The thorny issue of illegal numbers

If a number represents information which is forbidden by law for one to possess or distribute, that number is said to be illegal. By nature it is only possible to compose law that applies to a limited subset of reality. When it comes to prosecution for trafficking in illegal numbers, the application of murky laws to the idiosyncrasies of the real world inevitably leads to paradox that can only be resolved by additional law.

The most famous example of an illegal number was developed in 2001, a case in which the binary representation of a large prime number corresponded to a compressed version of C source code which implemented the DeCSS decryption algorithm. As this algorithm can be used to circumvent a DVD’s copy protection, the number used to generate the code was therefore deemed illegal.

The problem with labelling certain numbers as illegal is that not only can one invent situations where that number has a legitimate legal use, those situations can arise quite naturally, and furthermore even become common. The creator of the DeCSS numerical encoding scheme made precise use of that fact by choosing the algorithmic number in question to also be mathematically interesting of its own accord.

Some people might argue that holding, or even encoding, this information should not subject one to any particular laws since you just have recorded a number. Many jurisdictions would contest (and even rule) that any illegal string of code, image, or other data set that is represented as a number would make that number illegal. Regardless, considering the fact that there are many websites devoted to the cataloguing of top prime numbers in various forms, there would be significant likelihood that, at least for primes, such a number would already be published.

The video above, courtesy of mathematician James Grime, describes some instances where numbers may be of questionable legality. Others have already asked the question of whether or not numbers can be trademarked, copyrighted, or even patented. In some cases, like the numbers 737 and 747 for Boeing’s jets, the answer appears to be “yes,” at least for trademarks.

Trademarks can be valuable for society as a whole because they permit both praise and fault to be properly attributed. They are not generally meant to restrict use so much as ensure proper use. Unfortunately, as an ever-expanding range of property and idea comes to be represented in digital form – which in turn can be represented both algorithmically and numerically – exposure of the innocent to legal zealotry will increase.

Fair use for numbers

In seeking some kind of fair use for numbers, it is interesting to speculate whether some form of meta-law needs to be developed to deal with the potential abundance of derivable violation. Such laws would not necessarily just be laws about laws, but rather principles which can be universally applied to different sub-fields of law without defining particulars.

For example, in cases where there is doubt about the legality of a certain number found in someone’s possession, meta-law might dictate how that doubt is to be shared between parties on either side. One simple idea might be a meta-law stating that the right to profit can not infringe on the rights of individual privacy.

While that may seem like a pretty obvious idea, the right to profit now routinely intercedes on privacy.
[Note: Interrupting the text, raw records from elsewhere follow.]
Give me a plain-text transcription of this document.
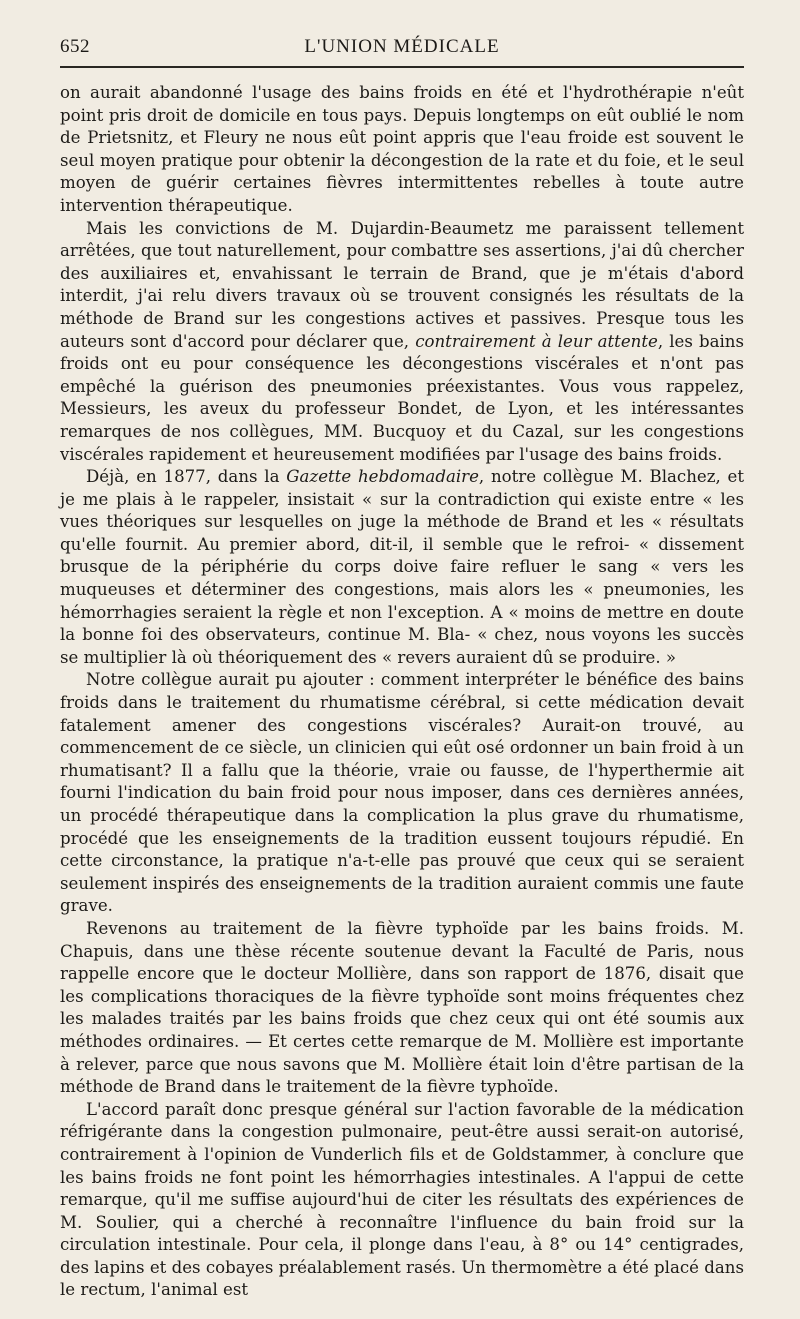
652	L'UNION MÉDICALE

on aurait abandonné l'usage des bains froids en été et l'hydrothérapie n'eût point pris droit de domicile en tous pays. Depuis longtemps on eût oublié le nom de Prietsnitz, et Fleury ne nous eût point appris que l'eau froide est souvent le seul moyen pratique pour obtenir la décongestion de la rate et du foie, et le seul moyen de guérir certaines fièvres intermittentes rebelles à toute autre intervention thérapeutique.

Mais les convictions de M. Dujardin-Beaumetz me paraissent tellement arrêtées, que tout naturellement, pour combattre ses assertions, j'ai dû chercher des auxiliaires et, envahissant le terrain de Brand, que je m'étais d'abord interdit, j'ai relu divers travaux où se trouvent consignés les résultats de la méthode de Brand sur les congestions actives et passives. Presque tous les auteurs sont d'accord pour déclarer que, contrairement à leur attente, les bains froids ont eu pour conséquence les décongestions viscérales et n'ont pas empêché la guérison des pneumonies préexistantes. Vous vous rappelez, Messieurs, les aveux du professeur Bondet, de Lyon, et les intéressantes remarques de nos collègues, MM. Bucquoy et du Cazal, sur les congestions viscérales rapidement et heureusement modifiées par l'usage des bains froids.

Déjà, en 1877, dans la Gazette hebdomadaire, notre collègue M. Blachez, et je me plais à le rappeler, insistait « sur la contradiction qui existe entre « les vues théoriques sur lesquelles on juge la méthode de Brand et les « résultats qu'elle fournit. Au premier abord, dit-il, il semble que le refroi- « dissement brusque de la périphérie du corps doive faire refluer le sang « vers les muqueuses et déterminer des congestions, mais alors les « pneumonies, les hémorrhagies seraient la règle et non l'exception. A « moins de mettre en doute la bonne foi des observateurs, continue M. Bla- « chez, nous voyons les succès se multiplier là où théoriquement des « revers auraient dû se produire. »

Notre collègue aurait pu ajouter : comment interpréter le bénéfice des bains froids dans le traitement du rhumatisme cérébral, si cette médication devait fatalement amener des congestions viscérales? Aurait-on trouvé, au commencement de ce siècle, un clinicien qui eût osé ordonner un bain froid à un rhumatisant? Il a fallu que la théorie, vraie ou fausse, de l'hyperthermie ait fourni l'indication du bain froid pour nous imposer, dans ces dernières années, un procédé thérapeutique dans la complication la plus grave du rhumatisme, procédé que les enseignements de la tradition eussent toujours répudié. En cette circonstance, la pratique n'a-t-elle pas prouvé que ceux qui se seraient seulement inspirés des enseignements de la tradition auraient commis une faute grave.

Revenons au traitement de la fièvre typhoïde par les bains froids. M. Chapuis, dans une thèse récente soutenue devant la Faculté de Paris, nous rappelle encore que le docteur Mollière, dans son rapport de 1876, disait que les complications thoraciques de la fièvre typhoïde sont moins fréquentes chez les malades traités par les bains froids que chez ceux qui ont été soumis aux méthodes ordinaires. — Et certes cette remarque de M. Mollière est importante à relever, parce que nous savons que M. Mollière était loin d'être partisan de la méthode de Brand dans le traitement de la fièvre typhoïde.

L'accord paraît donc presque général sur l'action favorable de la médication réfrigérante dans la congestion pulmonaire, peut-être aussi serait-on autorisé, contrairement à l'opinion de Vunderlich fils et de Goldstammer, à conclure que les bains froids ne font point les hémorrhagies intestinales. A l'appui de cette remarque, qu'il me suffise aujourd'hui de citer les résultats des expériences de M. Soulier, qui a cherché à reconnaître l'influence du bain froid sur la circulation intestinale. Pour cela, il plonge dans l'eau, à 8° ou 14° centigrades, des lapins et des cobayes préalablement rasés. Un thermomètre a été placé dans le rectum, l'animal est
Obviously, privacy rights would not sit at the top of the chain, in fact in a civil society they may need to take a backseat to the even more basic rights of freedom. In this case, for example, forgoing full rights to privacy by permitting random home inspections would help countless children now living under horrendous conditions of abuse or kidnap, at the price of a little inconvenience to many. While this scenario seems far afield from that of illegal numbers, balancing privacy with the nature of the offence suggests a beginning towards sensibly gauging the gravity and penalty of any number fraud.

Bearing directly on the issue of privacy, just this week over in the US the Supreme Court recently upheld the rights of Monsanto to patent seeds (genetic information, as opposed to numeric, but information nonetheless). The seed can’t always be simply recognised as illegal, but rather may need to be sequenced into a code, and sharing the code is illegal as would be growing it without an agreement with Monsanto. This decision effectively makes the farmers who use the seeds renters, rather than owners, of the seeds they plant.

If it is possible to patent naturally occurring individual human genes, like BRAC1, then patenting painstakingly engineered sets of genes is not that unreasonable. The problem is that ensuring the right to profit, in this case, will soon mean intruding on a farmer’s property to do inspections, casting judgement on the origin of seeds that may have blown in from a neighbour, and using public funds for both enforcement and prosecution.

When it is a person that bears the result of a fault-prone binary decision of guilt, unfair penalty to that person should be seen as the greater evil when compared to a lack of fair judgement given to an entity. More generally, we might further say that distribution of a small individual penalty (or reward) to a large group of people, especially in the face of doubt, should be seen as less significant than a large judgement to an individual. A related aspect to the Monsanto case is the common perversion of seeking to popularise a judgement by making a disproportionate example of the individual.

Defining the legality of numbers and data will likely continue to become increasingly important as more of our lives are subsumed by computers. Keeping the human, and the individual, at the forefront of decisions regarding fair use is critical to making proper judgements in the best interests of society going forward.